Pitchfork
77
Your first thought, launching into the opening song on Davy Kehoe’s debut mini-album, Short Passing Game, may be that you’re listening to it at 45 instead of 33. It’s ridiculously fast, almost too fast: The drum machine tumbles in a syncopated, breakneck blur, shuddering like a washing machine at the furious peak of its spin cycle. The rhythm approximates krautrock’s motorik pulse but sped up until it throws off sparks. On electric bass, a one-note refrain is thumbed with such relentless determination you can practically see the blood spattered on the pick guard. Do not adjust your turntable; there’s nothing wrong with the playback speed. This is the Irish producer Davy Kehoe’s strange and exhilarating vision of electronic music, poised somewhere between Suicide and Neu!, slathered in harmonica and dub delay, and shuddering like a train about to go off the rails.
Kehoe’s album comes to us via Dublin’s Wah Wah Wino, a fledgling imprint that is only slightly less mysterious than Kehoe himself. Until now, the label has been known mainly for wonky, off-kilter electronic music that’s up to its elbows in haywire buzz and squelch. Its four ambiguously credited records so far have mostly been collaboratively produced by label heads Omid Geadizadeh, Olmo Devin, and Morgan Buckley, with assists from various friends, including Kehoe. Short Passing Game, which features input from Geadizadeh and Buckley along with Seán Mac Erlaine and Cloud Castle Lake’s Brendan Jenkinson, reinforces Wino’s rep as a home for strange sounds that don’t fit anywhere else. But it also introduces a new factor into play, something approaching a kind of virtuosity.
Kehoe’s music stakes a position halfway between studio constructions and live jams. His drum machine serves as the spine throughout, with rhythms that range from lunkheaded to sidewinding to svelte. Around that thrumming pulse, Kehoe and his collaborators weave electric guitar and bass, organ, hi-hat, bodhrán, mbira, harmonica, Korg MS-20 synthesizer, and an antiquated string synthesizer called the Siel Orchestra into a porous mesh of battered tones and slippery textures. Kehoe and his collaborators’ long, corkscrewing grooves have something in common with Cavern of Anti-Matter’s krautrock studies, but there’s an even more unhinged quality at work here, with dubbed-out yelps and wheezy harmonica blasts adding to the manic energy. It’s often hard to say with any certainty what instrument is making which sound: Focus your attention beyond the rhythmic handrail, and you’re immersed in a foggy field of crickets, shouts, creaks, drones, and squiggling sine waves. On “Happy Highway,” junkyard guitar riffs recall Horse Lords’ West African-inspired guitar work, while dissonant sheets of guitar feedback suggest Sonic Youth’s atmospheric influence.

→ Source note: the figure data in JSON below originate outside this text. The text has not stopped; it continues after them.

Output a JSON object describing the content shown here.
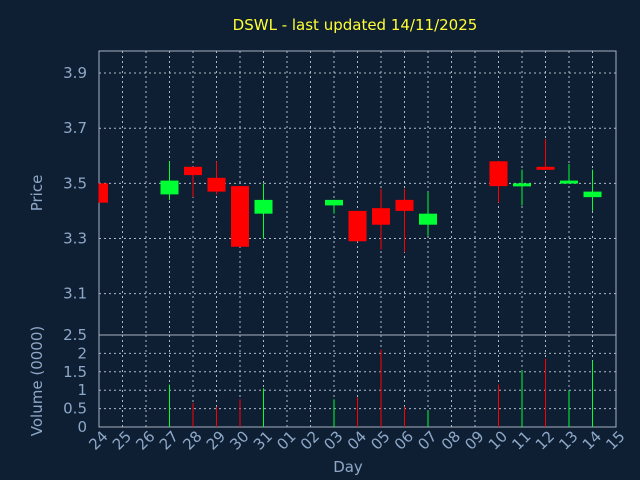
{
  "chart_data": {
    "title": "DSWL - last updated 14/11/2025",
    "xlabel": "Day",
    "colors": {
      "background": "#0f1f33",
      "title": "#ffff33",
      "axis_text": "#8ea8c8",
      "up": "#00ff33",
      "down": "#ff0000",
      "grid": "#c9d3df"
    },
    "categories": [
      "24",
      "25",
      "26",
      "27",
      "28",
      "29",
      "30",
      "31",
      "01",
      "02",
      "03",
      "04",
      "05",
      "06",
      "07",
      "08",
      "09",
      "10",
      "11",
      "12",
      "13",
      "14",
      "15"
    ],
    "price_panel": {
      "type": "candlestick",
      "ylabel": "Price",
      "ylim": [
        2.95,
        3.98
      ],
      "yticks": [
        "3.1",
        "3.3",
        "3.5",
        "3.7",
        "3.9"
      ],
      "candles": [
        {
          "x": "24",
          "open": 3.5,
          "high": 3.5,
          "low": 3.43,
          "close": 3.43
        },
        {
          "x": "27",
          "open": 3.46,
          "high": 3.58,
          "low": 3.44,
          "close": 3.51
        },
        {
          "x": "28",
          "open": 3.56,
          "high": 3.56,
          "low": 3.45,
          "close": 3.53
        },
        {
          "x": "29",
          "open": 3.52,
          "high": 3.58,
          "low": 3.46,
          "close": 3.47
        },
        {
          "x": "30",
          "open": 3.49,
          "high": 3.49,
          "low": 3.27,
          "close": 3.27
        },
        {
          "x": "31",
          "open": 3.39,
          "high": 3.5,
          "low": 3.3,
          "close": 3.44
        },
        {
          "x": "03",
          "open": 3.42,
          "high": 3.44,
          "low": 3.39,
          "close": 3.44
        },
        {
          "x": "04",
          "open": 3.4,
          "high": 3.4,
          "low": 3.29,
          "close": 3.29
        },
        {
          "x": "05",
          "open": 3.41,
          "high": 3.48,
          "low": 3.26,
          "close": 3.35
        },
        {
          "x": "06",
          "open": 3.44,
          "high": 3.48,
          "low": 3.25,
          "close": 3.4
        },
        {
          "x": "07",
          "open": 3.35,
          "high": 3.47,
          "low": 3.31,
          "close": 3.39
        },
        {
          "x": "10",
          "open": 3.58,
          "high": 3.58,
          "low": 3.43,
          "close": 3.49
        },
        {
          "x": "11",
          "open": 3.49,
          "high": 3.55,
          "low": 3.42,
          "close": 3.5
        },
        {
          "x": "12",
          "open": 3.56,
          "high": 3.66,
          "low": 3.55,
          "close": 3.55
        },
        {
          "x": "13",
          "open": 3.5,
          "high": 3.57,
          "low": 3.5,
          "close": 3.51
        },
        {
          "x": "14",
          "open": 3.45,
          "high": 3.55,
          "low": 3.4,
          "close": 3.47
        }
      ]
    },
    "volume_panel": {
      "type": "bar",
      "ylabel": "Volume (0000)",
      "ylim": [
        0,
        2.5
      ],
      "yticks": [
        "0",
        "0.5",
        "1",
        "1.5",
        "2",
        "2.5"
      ],
      "bars": [
        {
          "x": "27",
          "value": 1.15,
          "direction": "up"
        },
        {
          "x": "28",
          "value": 0.65,
          "direction": "down"
        },
        {
          "x": "29",
          "value": 0.55,
          "direction": "down"
        },
        {
          "x": "30",
          "value": 0.75,
          "direction": "down"
        },
        {
          "x": "31",
          "value": 1.05,
          "direction": "up"
        },
        {
          "x": "03",
          "value": 0.75,
          "direction": "up"
        },
        {
          "x": "04",
          "value": 0.8,
          "direction": "down"
        },
        {
          "x": "05",
          "value": 2.1,
          "direction": "down"
        },
        {
          "x": "06",
          "value": 0.55,
          "direction": "down"
        },
        {
          "x": "07",
          "value": 0.45,
          "direction": "up"
        },
        {
          "x": "10",
          "value": 1.15,
          "direction": "down"
        },
        {
          "x": "11",
          "value": 1.55,
          "direction": "up"
        },
        {
          "x": "12",
          "value": 1.85,
          "direction": "down"
        },
        {
          "x": "13",
          "value": 1.0,
          "direction": "up"
        },
        {
          "x": "14",
          "value": 1.8,
          "direction": "up"
        }
      ]
    }
  }
}
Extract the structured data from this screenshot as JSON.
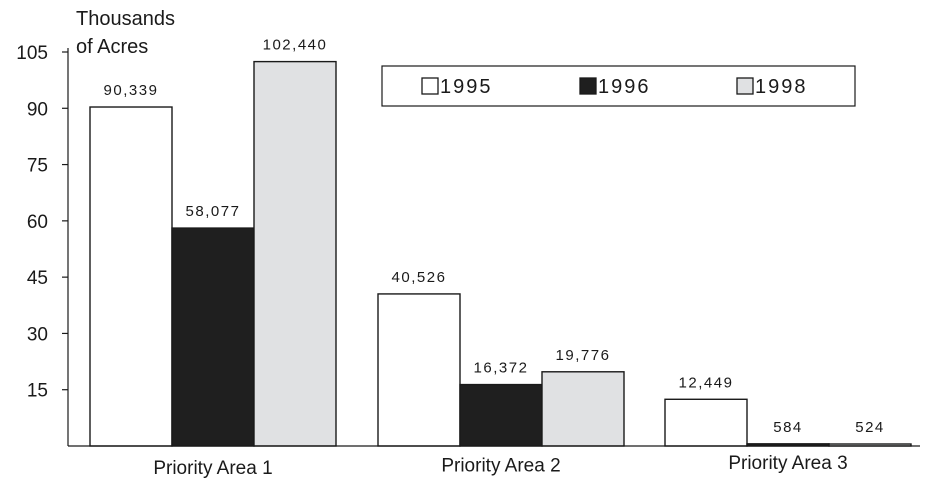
{
  "chart_data": {
    "type": "bar",
    "ylabel_line1": "Thousands",
    "ylabel_line2": "of Acres",
    "categories": [
      "Priority Area 1",
      "Priority Area 2",
      "Priority Area 3"
    ],
    "series": [
      {
        "name": "1995",
        "color": "#ffffff",
        "values": [
          90339,
          40526,
          12449
        ],
        "labels": [
          "90,339",
          "40,526",
          "12,449"
        ]
      },
      {
        "name": "1996",
        "color": "#1f1f1f",
        "values": [
          58077,
          16372,
          584
        ],
        "labels": [
          "58,077",
          "16,372",
          "584"
        ]
      },
      {
        "name": "1998",
        "color": "#e0e1e3",
        "values": [
          102440,
          19776,
          524
        ],
        "labels": [
          "102,440",
          "19,776",
          "524"
        ]
      }
    ],
    "yticks": [
      15,
      30,
      45,
      60,
      75,
      90,
      105
    ],
    "ylim": [
      0,
      105
    ],
    "unit_multiplier": 1000,
    "legend_position": "top-right",
    "grid": false
  }
}
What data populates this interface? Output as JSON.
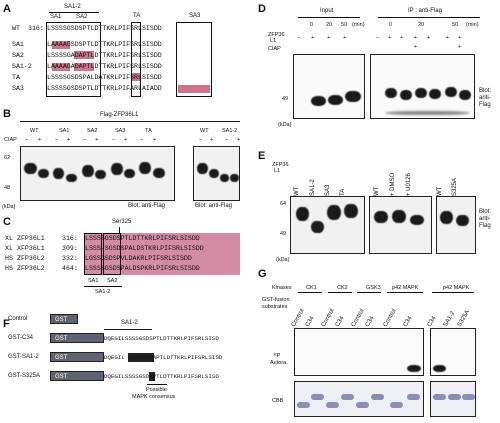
{
  "panels": {
    "A": "A",
    "B": "B",
    "C": "C",
    "D": "D",
    "E": "E",
    "F": "F",
    "G": "G"
  },
  "panelA": {
    "group_labels": {
      "sa12": "SA1-2",
      "sa1": "SA1",
      "sa2": "SA2",
      "ta": "TA",
      "sa3": "SA3"
    },
    "rows": [
      {
        "name": "WT",
        "pos": "316:",
        "seq": "LSSSSGSDSPTLDTTKRLPIFSRLSISDD"
      },
      {
        "name": "SA1",
        "pos": "",
        "seq": "LAAAAGSDSPTLDTTKRLPIFSRLSISDD"
      },
      {
        "name": "SA2",
        "pos": "",
        "seq": "LSSSSGADAPTLDTTKRLPIFSRLSISDD"
      },
      {
        "name": "SA1-2",
        "pos": "",
        "seq": "LAAAAGADAPTLDTTKRLPIFSRLSISDD"
      },
      {
        "name": "TA",
        "pos": "",
        "seq": "LSSSSGSDSPALDATKRLPIFSRLSISDD"
      },
      {
        "name": "SA3",
        "pos": "",
        "seq": "LSSSSGSDSPTLDTTKRLPIFARLAIADD"
      }
    ]
  },
  "panelB": {
    "title": "Flag-ZFP36L1",
    "ciap": "CIAP",
    "lanes1": [
      "WT",
      "SA1",
      "SA2",
      "SA3",
      "TA"
    ],
    "lanes2": [
      "WT",
      "SA1-2"
    ],
    "signs": [
      "−",
      "+"
    ],
    "mw": [
      "62",
      "48"
    ],
    "kda": "(kDa)",
    "blot": "Blot: anti-Flag"
  },
  "panelC": {
    "ser": "Ser325",
    "rows": [
      {
        "sp": "XL",
        "name": "ZFP36L1",
        "pos": "316:",
        "seq": "LSSSSGSDSPTLDTTKRLPIFSRLSISDD"
      },
      {
        "sp": "XL",
        "name": "XFP36L1",
        "pos": "309:",
        "seq": "LSSS-SGSDSPALDSTKRLPIFSRLSISDD"
      },
      {
        "sp": "HS",
        "name": "ZFP36L2",
        "pos": "332:",
        "seq": "LGSSGSDSPVLDAKRLPIFSRLSISDD"
      },
      {
        "sp": "HS",
        "name": "ZFP36L2",
        "pos": "464:",
        "seq": "LSSSSGSDSPALDSPKRLPIFSRLSISDD"
      }
    ],
    "sa1": "SA1",
    "sa2": "SA2",
    "sa12": "SA1-2"
  },
  "panelD": {
    "input": "Input",
    "ip": "IP : anti-Flag",
    "time_label": "(min)",
    "times": [
      "0",
      "20",
      "50"
    ],
    "zfp": "ZFP36",
    "l1": "L1",
    "ciap": "CIAP",
    "signs": [
      "−",
      "+",
      "+",
      "+",
      "+",
      "+",
      "+"
    ],
    "mw": "49",
    "kda": "(kDa)",
    "blot": "Blot:",
    "blot2": "anti-",
    "blot3": "Flag"
  },
  "panelE": {
    "zfp": "ZFP36",
    "l1": "L1",
    "lanes1": [
      "WT",
      "SA1-2",
      "SA3",
      "TA"
    ],
    "lanes2": [
      "WT",
      "+ DMSO",
      "+ U0126"
    ],
    "lanes3": [
      "WT",
      "S325A"
    ],
    "mw": [
      "64",
      "49"
    ],
    "kda": "(kDa)",
    "blot": "Blot:",
    "blot2": "anti-",
    "blot3": "Flag"
  },
  "panelF": {
    "rows": [
      {
        "name": "Control",
        "gst": "GST",
        "seq": ""
      },
      {
        "name": "GST-C34",
        "gst": "GST",
        "seq": "DQEGILSSSSGSDSPTLDTTKRLPIFSRLSISD"
      },
      {
        "name": "GST-SA1-2",
        "gst": "GST",
        "seq": "DQEGIL AAAAGADAPTLDTTKRLPIFSRLSISD"
      },
      {
        "name": "GST-S325A",
        "gst": "GST",
        "seq": "DQEGILSSSSGSDAPTLDTTKRLPIFSRLSISD"
      }
    ],
    "sa12": "SA1-2",
    "note1": "Possible",
    "note2": "MAPK consensus"
  },
  "panelG": {
    "kinases": "Kinases",
    "kinase_names": [
      "CK1",
      "CK2",
      "GSK3",
      "p42 MAPK",
      "p42 MAPK"
    ],
    "gst_label1": "GST-fusion",
    "gst_label2": "substrates",
    "subs": [
      "Control",
      "C34",
      "Control",
      "C34",
      "Control",
      "C34",
      "Control",
      "C34",
      "C34",
      "SA1-2",
      "S325A"
    ],
    "autora": "Autora.",
    "p32": "³²P",
    "cbb": "CBB"
  }
}
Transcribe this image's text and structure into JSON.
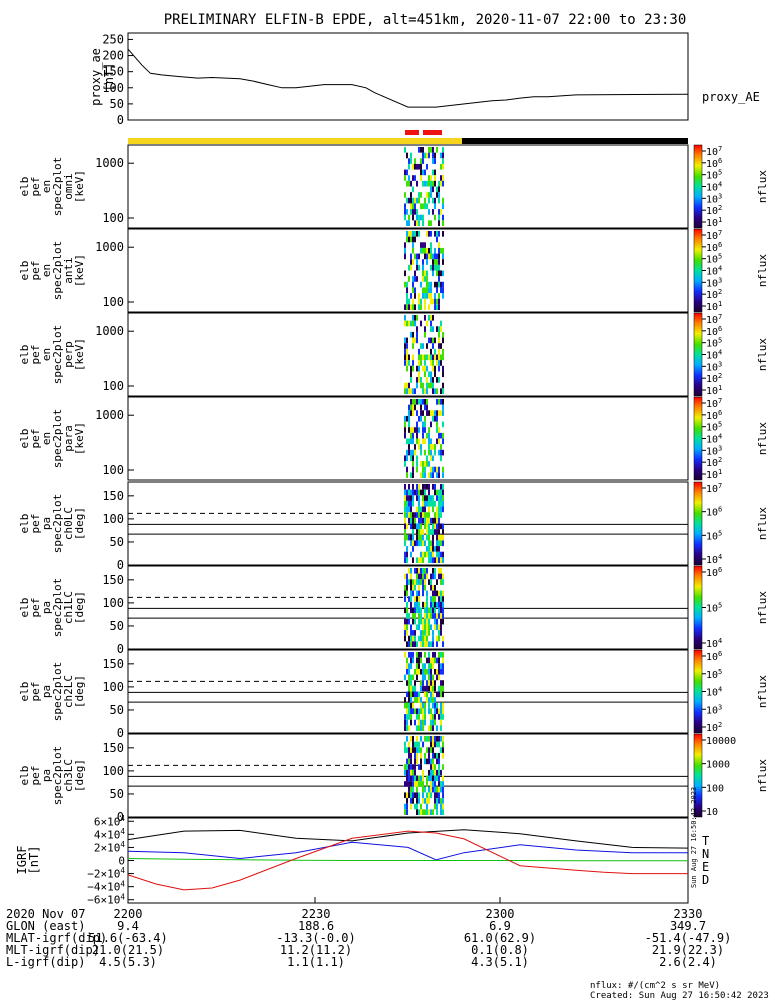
{
  "title": "PRELIMINARY ELFIN-B EPDE, alt=451km, 2020-11-07 22:00 to 23:30",
  "colors": {
    "bar_yellow": "#f7d51c",
    "bar_black": "#000000",
    "bar_red": "#f01010",
    "n_blue": "#1010e0",
    "e_green": "#10c010",
    "d_red": "#e01010",
    "t_black": "#000000"
  },
  "chart_data": [
    {
      "type": "line",
      "name": "proxy_ae",
      "ylabel_lines": [
        "proxy_ae",
        "[nT]"
      ],
      "legend": "proxy_AE",
      "ylim": [
        0,
        270
      ],
      "yticks": [
        "0",
        "50",
        "100",
        "150",
        "200",
        "250"
      ],
      "x": [
        0,
        2,
        5,
        8,
        12,
        18,
        25,
        30,
        40,
        45,
        50,
        55,
        60,
        70,
        80,
        85,
        88,
        92,
        100,
        110,
        130,
        135,
        140,
        145,
        150,
        160,
        200
      ],
      "values": [
        220,
        200,
        170,
        145,
        140,
        135,
        130,
        132,
        128,
        120,
        110,
        100,
        100,
        110,
        110,
        100,
        85,
        70,
        40,
        40,
        60,
        62,
        68,
        72,
        72,
        78,
        80
      ]
    },
    {
      "type": "heatmap",
      "name": "omni",
      "ylabel_lines": [
        "elb",
        "pef",
        "en",
        "spec2plot",
        "omni",
        "[keV]"
      ],
      "yticks": [
        "100",
        "1000"
      ],
      "cbar_ticks": [
        "101",
        "102",
        "103",
        "104",
        "105",
        "106",
        "107"
      ],
      "cbar_label": "nflux"
    },
    {
      "type": "heatmap",
      "name": "anti",
      "ylabel_lines": [
        "elb",
        "pef",
        "en",
        "spec2plot",
        "anti",
        "[keV]"
      ],
      "yticks": [
        "100",
        "1000"
      ],
      "cbar_ticks": [
        "101",
        "102",
        "103",
        "104",
        "105",
        "106",
        "107"
      ],
      "cbar_label": "nflux"
    },
    {
      "type": "heatmap",
      "name": "perp",
      "ylabel_lines": [
        "elb",
        "pef",
        "en",
        "spec2plot",
        "perp",
        "[keV]"
      ],
      "yticks": [
        "100",
        "1000"
      ],
      "cbar_ticks": [
        "101",
        "102",
        "103",
        "104",
        "105",
        "106",
        "107"
      ],
      "cbar_label": "nflux"
    },
    {
      "type": "heatmap",
      "name": "para",
      "ylabel_lines": [
        "elb",
        "pef",
        "en",
        "spec2plot",
        "para",
        "[keV]"
      ],
      "yticks": [
        "100",
        "1000"
      ],
      "cbar_ticks": [
        "101",
        "102",
        "103",
        "104",
        "105",
        "106",
        "107"
      ],
      "cbar_label": "nflux"
    },
    {
      "type": "heatmap",
      "name": "ch0LC",
      "ylabel_lines": [
        "elb",
        "pef",
        "pa",
        "spec2plot",
        "ch0LC",
        "[deg]"
      ],
      "yticks": [
        "0",
        "50",
        "100",
        "150"
      ],
      "ylim": [
        0,
        180
      ],
      "dashed_line": 112,
      "solid_lines": [
        88,
        67
      ],
      "cbar_ticks": [
        "104",
        "105",
        "106",
        "107"
      ],
      "cbar_label": "nflux"
    },
    {
      "type": "heatmap",
      "name": "ch1LC",
      "ylabel_lines": [
        "elb",
        "pef",
        "pa",
        "spec2plot",
        "ch1LC",
        "[deg]"
      ],
      "yticks": [
        "0",
        "50",
        "100",
        "150"
      ],
      "ylim": [
        0,
        180
      ],
      "dashed_line": 112,
      "solid_lines": [
        88,
        67
      ],
      "cbar_ticks": [
        "104",
        "105",
        "106"
      ],
      "cbar_label": "nflux"
    },
    {
      "type": "heatmap",
      "name": "ch2LC",
      "ylabel_lines": [
        "elb",
        "pef",
        "pa",
        "spec2plot",
        "ch2LC",
        "[deg]"
      ],
      "yticks": [
        "0",
        "50",
        "100",
        "150"
      ],
      "ylim": [
        0,
        180
      ],
      "dashed_line": 112,
      "solid_lines": [
        88,
        67
      ],
      "cbar_ticks": [
        "102",
        "103",
        "104",
        "105",
        "106"
      ],
      "cbar_label": "nflux"
    },
    {
      "type": "heatmap",
      "name": "ch3LC",
      "ylabel_lines": [
        "elb",
        "pef",
        "pa",
        "spec2plot",
        "ch3LC",
        "[deg]"
      ],
      "yticks": [
        "0",
        "50",
        "100",
        "150"
      ],
      "ylim": [
        0,
        180
      ],
      "dashed_line": 112,
      "solid_lines": [
        88,
        67
      ],
      "cbar_ticks": [
        "10",
        "100",
        "1000",
        "10000"
      ],
      "cbar_label": "nflux"
    },
    {
      "type": "line",
      "name": "IGRF",
      "ylabel_lines": [
        "IGRF",
        "[nT]"
      ],
      "yticks": [
        "6×104",
        "4×104",
        "2×104",
        "0",
        "−2×104",
        "−4×104",
        "−6×104"
      ],
      "ylim": [
        -65000,
        65000
      ],
      "legend": [
        "T",
        "N",
        "E",
        "D"
      ],
      "series": [
        {
          "name": "T",
          "x": [
            0,
            20,
            40,
            60,
            80,
            100,
            120,
            140,
            160,
            180,
            200
          ],
          "values": [
            32000,
            45000,
            46000,
            34000,
            30000,
            42000,
            47000,
            41000,
            30000,
            20000,
            19000
          ]
        },
        {
          "name": "N",
          "x": [
            0,
            20,
            40,
            60,
            80,
            100,
            110,
            120,
            140,
            160,
            180,
            200
          ],
          "values": [
            14000,
            12000,
            3000,
            12000,
            28000,
            20000,
            1000,
            12000,
            24000,
            16000,
            12000,
            12000
          ]
        },
        {
          "name": "E",
          "x": [
            0,
            20,
            40,
            60,
            80,
            100,
            120,
            140,
            160,
            180,
            200
          ],
          "values": [
            3000,
            2000,
            1000,
            500,
            0,
            0,
            0,
            0,
            -500,
            -500,
            -500
          ]
        },
        {
          "name": "D",
          "x": [
            0,
            10,
            20,
            30,
            40,
            60,
            80,
            100,
            110,
            120,
            140,
            160,
            170,
            180,
            200
          ],
          "values": [
            -22000,
            -36000,
            -45000,
            -42000,
            -30000,
            3000,
            34000,
            45000,
            42000,
            33000,
            -8000,
            -15000,
            -18000,
            -20000,
            -20000
          ]
        }
      ]
    }
  ],
  "x_axis": {
    "ticks": [
      "2200",
      "2230",
      "2300",
      "2330"
    ]
  },
  "info_rows": [
    {
      "label": "2020 Nov 07",
      "values": [
        "2200",
        "2230",
        "2300",
        "2330"
      ]
    },
    {
      "label": "GLON (east)",
      "values": [
        "9.4",
        "188.6",
        "6.9",
        "349.7"
      ]
    },
    {
      "label": "MLAT-igrf(dip)",
      "values": [
        "51.6(-63.4)",
        "-13.3(-0.0)",
        "61.0(62.9)",
        "-51.4(-47.9)"
      ]
    },
    {
      "label": "MLT-igrf(dip)",
      "values": [
        "21.0(21.5)",
        "11.2(11.2)",
        "0.1(0.8)",
        "21.9(22.3)"
      ]
    },
    {
      "label": "L-igrf(dip)",
      "values": [
        "4.5(5.3)",
        "1.1(1.1)",
        "4.3(5.1)",
        "2.6(2.4)"
      ]
    }
  ],
  "footer": {
    "units": "nflux: #/(cm^2 s sr MeV)",
    "created": "Created: Sun Aug 27 16:50:42 2023"
  },
  "side_stamp": "Sun Aug 27 16:50:42 2023"
}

On songs both fast and slow, it’s uniformly hypnotic; unlike a lot of music that thrives upon stoned repetition, however, Kehoe’s doesn’t shy away from emotional expression, particularly once the tempo slows down. In contrast to the exhilarating blues of “Happy Highway” and the white-knuckled freakout of “Short Passing Game,” the 10-minute centerpiece “Storm Desmond” is slow, meditative, and gorgeous. A brooding bass clarinet is run through electronic processing that resembles Jon Hassell’s ambivalent atmospheres; the dub-inflected rhythm steps around the mbira like a cat walking through high grass.
“Going Machine” is similarly enveloping, its organ and bassline warily circle each other while hi-hats flicker like a 16mm film projector. As the groove builds, a voice appears out of nowhere, speaking in riddles: “I think at mouth speed, but have my thoughts cancelled before speech.” A burst of rhythmic laughter, imposing as a Greek chorus, tears across the stereo field. You may wonder, What the hell just happened? Your guess is as good as mine; neither the voice nor the laughter makes a return appearance. It’s a testament to the entrancing power of Kehoe’s music that he can break his own spell without losing his hold on the listener. You’re left waiting for the other shoe to drop—Where’d the voice go? Who’s hiding behind the curtain?—while the drums dance nimbly across offbeats and upbeats, moving like a dream of flying, never so much as touching the ground.